Tão descontente, o povo espera milagre que impeça a jornada. Senhor! Senhor!, gritam os da cidade. Olhai o perigo que é de tua pessoa se não deixas sucessão. El-rei pára em sua montada, deixa que a multidão o cerque: sossegai, diz. Faço-vos saber que estou casado... Com quem, Senhor? Quem é tua mulher? Não vos posso de momento declarar com quem. A seu tempo o sabereis. Y así paso elrey este barranco! Vozes, vozes, vozes... Julgará Vossa Eminência que eu não tinha conhecimento delas? Tinha, sim..., e não fiz caso. Como não fiz caso dos conselhos do duque de Medina Celi, que esteve em Lisboa com sua mulher em Abril de setenta e oito.  Perguntei-lhe com grande instância se o rei Filipe de Espanha suspeitava que eu queria meter-me por terra dentro em África e perder o mar de vista. Sabeis que me respondeu? Que isso, mais do que arriscar-me, seria de certeza perder-me. Não lhe dei ouvidos..., e foi isso mesmo que aconteceu. Havia certamente entre os vossos pessoas experimentadas na guerra em África, na Índia e noutras partes. Poderíeis ter escolhido um bom general para a empresa...

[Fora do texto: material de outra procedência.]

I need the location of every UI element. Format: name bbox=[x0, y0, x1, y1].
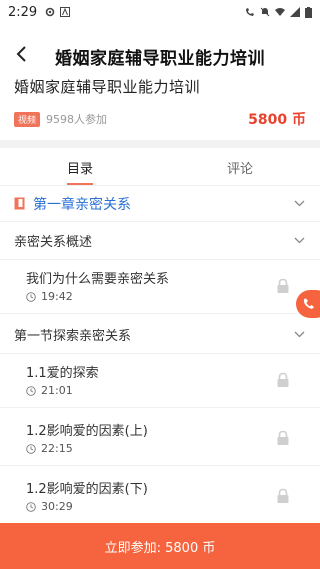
font-icon bbox=[60, 7, 71, 17]
lock-icon bbox=[277, 430, 289, 445]
clock-icon bbox=[26, 501, 36, 512]
participant-count: 9598人参加 bbox=[46, 113, 108, 126]
section-title: 亲密关系概述 bbox=[14, 235, 93, 250]
chapter-header[interactable]: 第一章亲密关系 bbox=[0, 186, 320, 222]
chevron-down-icon bbox=[292, 328, 306, 342]
lesson-duration-row: 19:42 bbox=[26, 290, 73, 303]
status-time: 2:29 bbox=[8, 4, 38, 20]
section-header[interactable]: 第一节探索亲密关系 bbox=[0, 316, 320, 354]
lock-icon bbox=[277, 488, 289, 503]
lesson-duration-row: 21:01 bbox=[26, 384, 73, 397]
tab-comments[interactable]: 评论 bbox=[160, 148, 320, 185]
lesson-title: 1.1爱的探索 bbox=[26, 366, 99, 381]
tab-catalog[interactable]: 目录 bbox=[0, 148, 160, 185]
tab-bar: 目录 评论 bbox=[0, 148, 320, 186]
join-button-label: 立即参加: 5800 币 bbox=[104, 540, 216, 556]
lesson-title: 1.2影响爱的因素(上) bbox=[26, 424, 148, 439]
chapter-title: 第一章亲密关系 bbox=[33, 196, 131, 213]
lesson-title: 1.2影响爱的因素(下) bbox=[26, 482, 148, 497]
course-price: 5800 币 bbox=[248, 112, 306, 128]
lesson-item[interactable]: 我们为什么需要亲密关系 19:42 bbox=[0, 260, 320, 314]
lesson-item[interactable]: 1.2影响爱的因素(上) 22:15 bbox=[0, 412, 320, 466]
page-title: 婚姻家庭辅导职业能力培训 bbox=[55, 49, 265, 69]
section-header[interactable]: 亲密关系概述 bbox=[0, 222, 320, 260]
wifi-icon bbox=[275, 8, 285, 16]
video-badge: 视频 bbox=[14, 111, 41, 127]
status-system-icons bbox=[245, 6, 312, 18]
tab-comments-label: 评论 bbox=[226, 162, 253, 177]
course-title: 婚姻家庭辅导职业能力培训 bbox=[14, 78, 201, 96]
lesson-duration-row: 30:29 bbox=[26, 500, 73, 513]
tab-active-indicator bbox=[67, 183, 93, 185]
status-bar: 2:29 bbox=[0, 0, 320, 24]
join-button[interactable]: 立即参加: 5800 币 bbox=[0, 523, 320, 569]
divider bbox=[0, 140, 320, 148]
phone-wifi-icon bbox=[246, 8, 254, 16]
lesson-duration: 22:15 bbox=[41, 442, 73, 455]
signal-icon bbox=[290, 7, 300, 17]
course-meta: 视频 9598人参加 5800 币 bbox=[14, 110, 306, 128]
lock-icon bbox=[277, 278, 289, 293]
lesson-item[interactable]: 1.1爱的探索 21:01 bbox=[0, 354, 320, 408]
book-icon bbox=[14, 197, 25, 210]
contact-float-button[interactable] bbox=[296, 290, 320, 318]
phone-icon bbox=[303, 298, 314, 309]
battery-icon bbox=[305, 6, 312, 18]
clock-icon bbox=[26, 443, 36, 454]
section-title: 第一节探索亲密关系 bbox=[14, 329, 132, 344]
lock-icon bbox=[277, 372, 289, 387]
lesson-duration: 21:01 bbox=[41, 384, 73, 397]
clock-icon bbox=[26, 291, 36, 302]
mute-icon bbox=[260, 7, 270, 17]
lesson-item[interactable]: 1.2影响爱的因素(下) 30:29 bbox=[0, 470, 320, 524]
clock-icon bbox=[26, 385, 36, 396]
chevron-down-icon bbox=[292, 197, 306, 211]
tab-catalog-label: 目录 bbox=[66, 162, 93, 177]
lesson-duration: 19:42 bbox=[41, 290, 73, 303]
chevron-down-icon bbox=[292, 234, 306, 248]
status-notification-icons bbox=[45, 7, 71, 17]
settings-icon bbox=[45, 7, 55, 17]
lesson-duration: 30:29 bbox=[41, 500, 73, 513]
lesson-title: 我们为什么需要亲密关系 bbox=[26, 272, 170, 287]
app-header: 婚姻家庭辅导职业能力培训 bbox=[0, 28, 320, 80]
lesson-duration-row: 22:15 bbox=[26, 442, 73, 455]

João Mascarenhas poderia ser esse general. Conselheiro de Estado, era um excelente cavaleiro que defendeu Dio com valor. Servira muitos anos em África e na Índia... Porque o não nomeastes? Ordenei-lhe por carta que ficasse em Portugal para, com outros três, fazer parte do conselho de Estado que havia de governar o reino na minha ausência. Em minha insensatez, achava que só eu, Francisco Portugal e Luís Silva é que sabíamos de guerra..., quando nenhum de nós três havia visto em vida inimigo armado... Não sei que vos diga. E o romeiro continuava a contar. Com que fervor procedia aos preparativos da partida! Arrestar navios, embarcar vitualhas, dia e noite sem alçar mão do trabalho...» In Fernando Campos, A Ponte dos Suspiros, 1999, Difel SA, 2000, ISBN 978-972-290-806-1.